Wandern im Hohen Fläming: Landschaft voller Rätsel

Kunstbetrachtungen Open Air sind auch im Herbst und Winter spannend. Ein Wanderweg im Hohen Fläming zeigt neue Perspektiven.

Kaum hat man den Bahnhof in Wiesenburg verlassen, geht es los mit der Kunst. Ein paar Pfähle, gestaltet von einem Jugendprojekt, bilden das „Tor zum Fläming“. Bunt angemalt waren sie 2007, als der Internationale Kunstwanderweg eröffnet wurde, nun haben ihnen Wind und Wetter zugesetzt. Macht nichts. Denn deutlich wird schon nach den ersten Kilometern: Die schönsten Kunstwerke formt die Natur ganz allein. An einem Stamm etwa machen sich glibbrige Baumpilze breit, die keine Hand so beeindruckend hätte arrangieren können. Wie lange wird der eitle Fliegenpilz dem Winter noch trotzen können? Das feuchte Laub um ihn herum ist schon dunkelbraun. Birken und Buchen dominieren, doch plötzlich ragt ein Nadelholzbaum mit schrundiger Rinde rekordverdächtig in die Höhe. Ist es eine Douglasie? Ein ausgetretener Pfad führt um sie herum, doch kein Schild erklärt, wann sie gepflanzt wurde oder wie dick ihr Umfang ist.

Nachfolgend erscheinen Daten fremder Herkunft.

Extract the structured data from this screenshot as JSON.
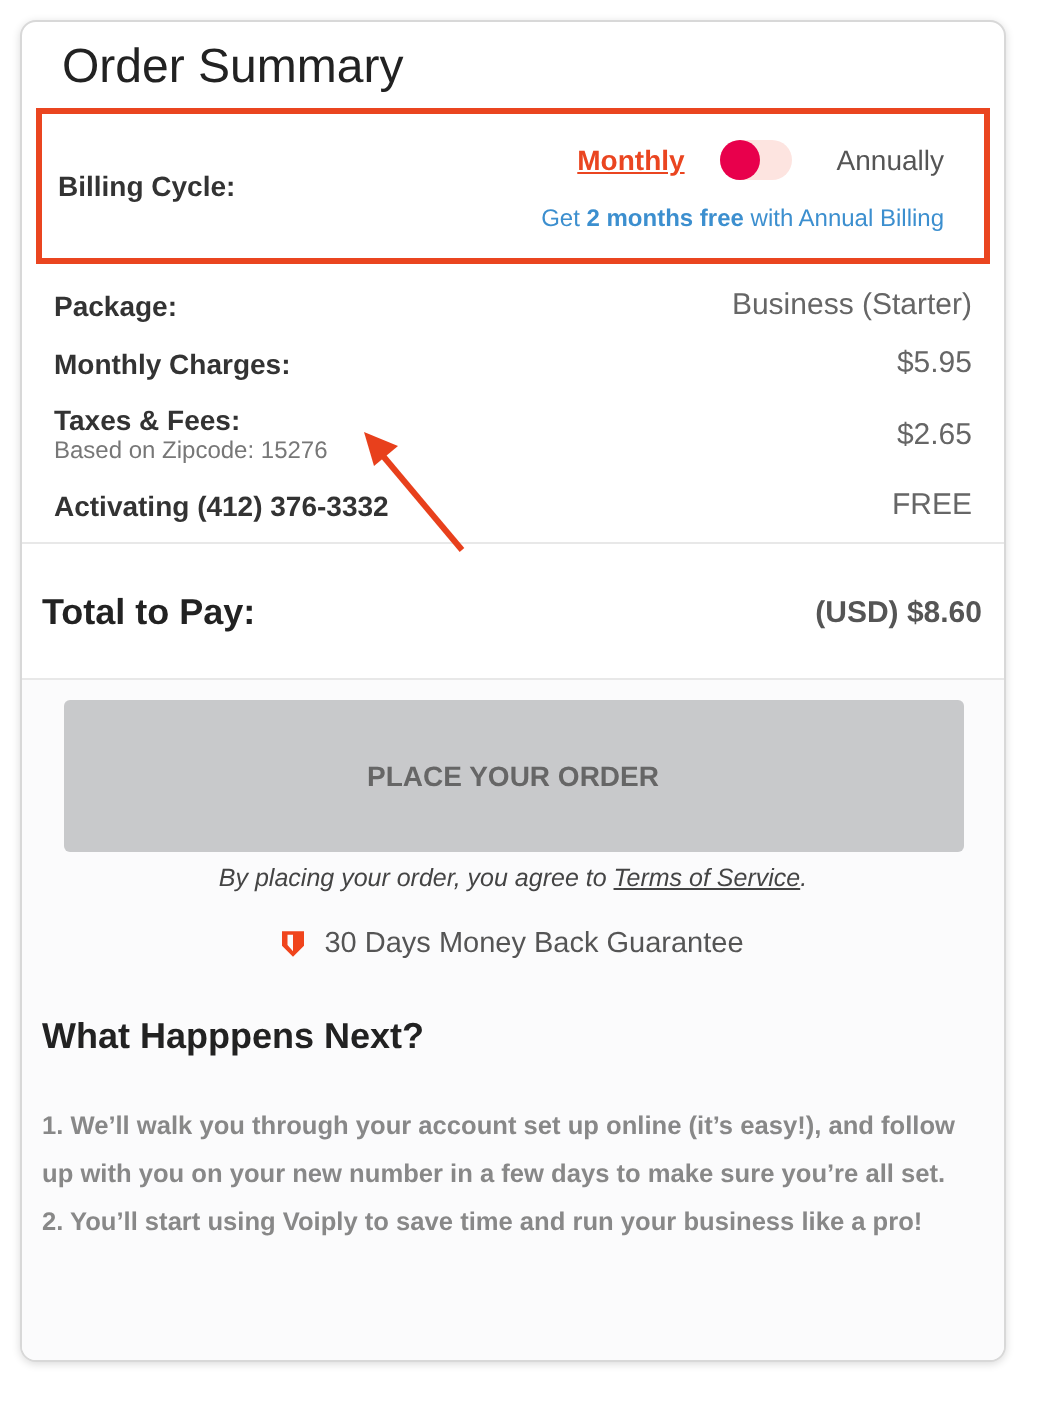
{
  "title": "Order Summary",
  "billing": {
    "label": "Billing Cycle:",
    "options": [
      {
        "label": "Monthly",
        "selected": true
      },
      {
        "label": "Annually",
        "selected": false
      }
    ],
    "toggle_on": false,
    "promo": "Get **2 months free** with Annual Billing",
    "highlighted": true
  },
  "lines": [
    {
      "label": "Package:",
      "value": "Business (Starter)"
    },
    {
      "label": "Monthly Charges:",
      "value": "$5.95"
    },
    {
      "label": "Taxes & Fees:",
      "note": "Based on Zipcode: 15276",
      "value": "$2.65"
    },
    {
      "label": "Activating (412) 376-3332",
      "value": "FREE"
    }
  ],
  "total": {
    "label": "Total to Pay:",
    "value": "(USD) $8.60"
  },
  "order_button": {
    "label": "PLACE YOUR ORDER",
    "disabled": true
  },
  "agreement": {
    "text": "By placing your order, you agree to ",
    "link": "Terms of Service",
    "end": "."
  },
  "guarantee": "30 Days Money Back Guarantee",
  "next": {
    "title": "What Happpens Next?",
    "steps": [
      "1. We’ll walk you through your account set up online (it’s easy!), and follow up with you on your new number in a few days to make sure you’re all set.",
      "2. You’ll start using Voiply to save time and run your business like a pro!"
    ]
  },
  "annotation_arrow": true
}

20 Kilometer lang ist die gewählte Nordroute

Die Wanderer haben keine Zeit, lange darüber nachzudenken. Sie müssen auch vorankommen. 20 Kilometer lang ist der Kunstweg auf der Nordroute, eine ordentliche Strecke. Jetzt führt sie entlang üppiger Rhododendronbüsche, die nun - ohne Blüten - recht düster wirken. Bald werden sie von einer Lichtung abgelöst. Die Landschaft öffnet sich und gleicht einem Gemälde. In der Ferne steht ein flammend roter Baum im milden Sonnenlicht. Es ist, als markiere er das Ende einer Sichtachse. Wer hat ihn einst an dieser Stelle gepflanzt?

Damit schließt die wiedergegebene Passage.